Assignment 4 is to make a sample player and demonstrate it playing a boogie bass line using a sequencer. If you want you can download and use this sample, locding it into the wavetable using the "soundfiler" object.
This can most easily be done using a "line~" -style sampler such as shown in class Feb. 7, although you can alternatively use the "phasor~" design (from Feb. 2 class).
You'll need two line~ objects, one to provide the "phase" to a tabread4~ object to read out of the stored wavetable, and another one to control amplitude. The line~ controlling phase should get a pair of messages to begin each "note", one causing it to jump to the beginning location and the other to start it ramping to create the sound.
Amplitude control is important - you want the amplitude to be zero at the moment when the "phase" (location in the wavetable) changes discontinuously, then to rise quickly (maybe 1/100 sec) to 1, then to decay over the life of the note to get an enveloping effect.
You can adjust the transpositions of the tabread4~ output by adjusting the amount of time the phase-generating line~ is given to reach a fixed, far-off endpoint (for instance, 10 seconds into the wavetable). Alternatively, and a bit easier in this situation, take a fixed time duration (such as ten seconds), and compute how far forward in the wave table one should go over ten seconds to get the desired transposition.

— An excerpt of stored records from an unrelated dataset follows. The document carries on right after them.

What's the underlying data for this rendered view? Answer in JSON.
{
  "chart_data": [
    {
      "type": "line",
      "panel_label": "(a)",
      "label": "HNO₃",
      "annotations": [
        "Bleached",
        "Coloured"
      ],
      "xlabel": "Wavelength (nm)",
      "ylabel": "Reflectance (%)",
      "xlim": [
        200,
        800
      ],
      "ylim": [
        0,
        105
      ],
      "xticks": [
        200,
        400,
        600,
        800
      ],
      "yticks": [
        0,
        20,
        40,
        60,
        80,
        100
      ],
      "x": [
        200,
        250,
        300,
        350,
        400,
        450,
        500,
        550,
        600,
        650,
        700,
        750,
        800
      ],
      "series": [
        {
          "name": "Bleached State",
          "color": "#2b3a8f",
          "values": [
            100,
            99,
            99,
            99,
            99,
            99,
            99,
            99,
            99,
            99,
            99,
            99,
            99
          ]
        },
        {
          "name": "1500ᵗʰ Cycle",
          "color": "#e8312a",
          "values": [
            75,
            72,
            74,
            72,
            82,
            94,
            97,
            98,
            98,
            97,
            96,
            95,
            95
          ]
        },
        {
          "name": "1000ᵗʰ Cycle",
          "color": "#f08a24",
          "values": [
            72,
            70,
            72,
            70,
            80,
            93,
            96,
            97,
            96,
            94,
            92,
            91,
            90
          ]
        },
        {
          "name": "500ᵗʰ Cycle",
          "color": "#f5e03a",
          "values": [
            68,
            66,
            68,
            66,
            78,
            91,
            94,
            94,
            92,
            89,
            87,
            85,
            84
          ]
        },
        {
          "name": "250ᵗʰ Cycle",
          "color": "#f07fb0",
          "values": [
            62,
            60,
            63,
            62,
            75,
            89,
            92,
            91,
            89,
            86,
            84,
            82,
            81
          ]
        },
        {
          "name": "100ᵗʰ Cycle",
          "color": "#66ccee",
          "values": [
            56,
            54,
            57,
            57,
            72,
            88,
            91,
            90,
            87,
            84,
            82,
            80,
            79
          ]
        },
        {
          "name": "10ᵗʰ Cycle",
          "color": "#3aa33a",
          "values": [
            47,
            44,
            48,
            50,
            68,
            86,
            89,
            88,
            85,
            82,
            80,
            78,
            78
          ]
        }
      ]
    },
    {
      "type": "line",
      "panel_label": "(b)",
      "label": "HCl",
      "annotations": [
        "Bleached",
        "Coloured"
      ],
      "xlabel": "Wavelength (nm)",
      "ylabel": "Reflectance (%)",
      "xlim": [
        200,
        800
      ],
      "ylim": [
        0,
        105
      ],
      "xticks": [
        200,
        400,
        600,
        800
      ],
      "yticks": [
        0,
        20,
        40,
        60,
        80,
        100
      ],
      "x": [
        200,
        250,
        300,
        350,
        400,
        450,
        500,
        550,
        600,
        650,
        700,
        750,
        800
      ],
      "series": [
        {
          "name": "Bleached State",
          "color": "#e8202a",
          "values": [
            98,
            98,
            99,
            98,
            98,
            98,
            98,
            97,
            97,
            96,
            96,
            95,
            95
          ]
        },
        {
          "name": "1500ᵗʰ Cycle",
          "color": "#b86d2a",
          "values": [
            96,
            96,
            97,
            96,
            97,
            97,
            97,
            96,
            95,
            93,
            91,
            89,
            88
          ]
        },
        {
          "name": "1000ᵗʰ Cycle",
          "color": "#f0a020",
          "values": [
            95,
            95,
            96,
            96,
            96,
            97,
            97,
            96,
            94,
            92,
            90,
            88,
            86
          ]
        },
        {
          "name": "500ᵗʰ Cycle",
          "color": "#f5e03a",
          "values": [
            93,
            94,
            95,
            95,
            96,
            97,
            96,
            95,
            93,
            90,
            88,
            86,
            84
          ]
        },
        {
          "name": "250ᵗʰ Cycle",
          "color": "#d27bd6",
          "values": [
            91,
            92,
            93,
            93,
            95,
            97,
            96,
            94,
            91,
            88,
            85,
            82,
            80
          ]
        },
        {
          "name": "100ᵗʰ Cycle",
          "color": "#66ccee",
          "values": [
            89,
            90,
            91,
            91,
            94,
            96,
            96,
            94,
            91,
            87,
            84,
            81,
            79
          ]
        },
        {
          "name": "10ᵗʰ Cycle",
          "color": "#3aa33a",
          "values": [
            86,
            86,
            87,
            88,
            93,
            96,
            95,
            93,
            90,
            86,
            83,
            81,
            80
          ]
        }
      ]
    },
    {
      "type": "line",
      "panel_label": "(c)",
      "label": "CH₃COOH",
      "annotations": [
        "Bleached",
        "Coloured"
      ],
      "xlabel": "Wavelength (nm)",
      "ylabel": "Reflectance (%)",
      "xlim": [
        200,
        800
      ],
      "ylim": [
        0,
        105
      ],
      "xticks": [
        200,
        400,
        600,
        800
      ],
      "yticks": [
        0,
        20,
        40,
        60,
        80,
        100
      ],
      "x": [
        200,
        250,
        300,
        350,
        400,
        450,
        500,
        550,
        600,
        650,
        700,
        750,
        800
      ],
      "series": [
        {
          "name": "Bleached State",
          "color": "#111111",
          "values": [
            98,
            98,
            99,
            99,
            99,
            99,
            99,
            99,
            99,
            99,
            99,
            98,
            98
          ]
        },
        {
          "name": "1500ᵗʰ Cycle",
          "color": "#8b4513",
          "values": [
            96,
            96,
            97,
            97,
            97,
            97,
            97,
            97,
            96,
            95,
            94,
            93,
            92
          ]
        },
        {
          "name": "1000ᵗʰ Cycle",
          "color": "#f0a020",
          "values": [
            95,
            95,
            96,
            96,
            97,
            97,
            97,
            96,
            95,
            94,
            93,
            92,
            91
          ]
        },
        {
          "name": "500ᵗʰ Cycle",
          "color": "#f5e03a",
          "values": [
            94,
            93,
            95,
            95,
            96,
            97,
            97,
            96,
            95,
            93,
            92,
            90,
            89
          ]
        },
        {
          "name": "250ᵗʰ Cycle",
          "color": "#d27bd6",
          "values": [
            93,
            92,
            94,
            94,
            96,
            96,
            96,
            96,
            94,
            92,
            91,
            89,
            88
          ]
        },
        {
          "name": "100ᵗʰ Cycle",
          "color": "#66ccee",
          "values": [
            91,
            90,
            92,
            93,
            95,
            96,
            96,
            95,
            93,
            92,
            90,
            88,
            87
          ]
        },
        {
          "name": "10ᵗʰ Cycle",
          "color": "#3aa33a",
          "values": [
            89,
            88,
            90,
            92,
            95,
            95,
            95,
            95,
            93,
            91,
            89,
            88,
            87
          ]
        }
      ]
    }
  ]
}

You can use a message-based sequencer of the sort developed 1/2 (see the saved patches),to generate a sequence of pitches (a possible boogie bass line in MIDI pitches is (60, 64, 67, 69, 72, 69, 67, 64, each repeated twice). The result should sound something like this.
For extra credit:
By changing the onset (starting location) in the soundfile, you can change the timbre of the played-back sample. Make the patch automatically choose onsets that ramp back and forth every 5 or 10 seconds to make a pleasingly varying sound as the patch runs, as demonstrated in like this soundfile.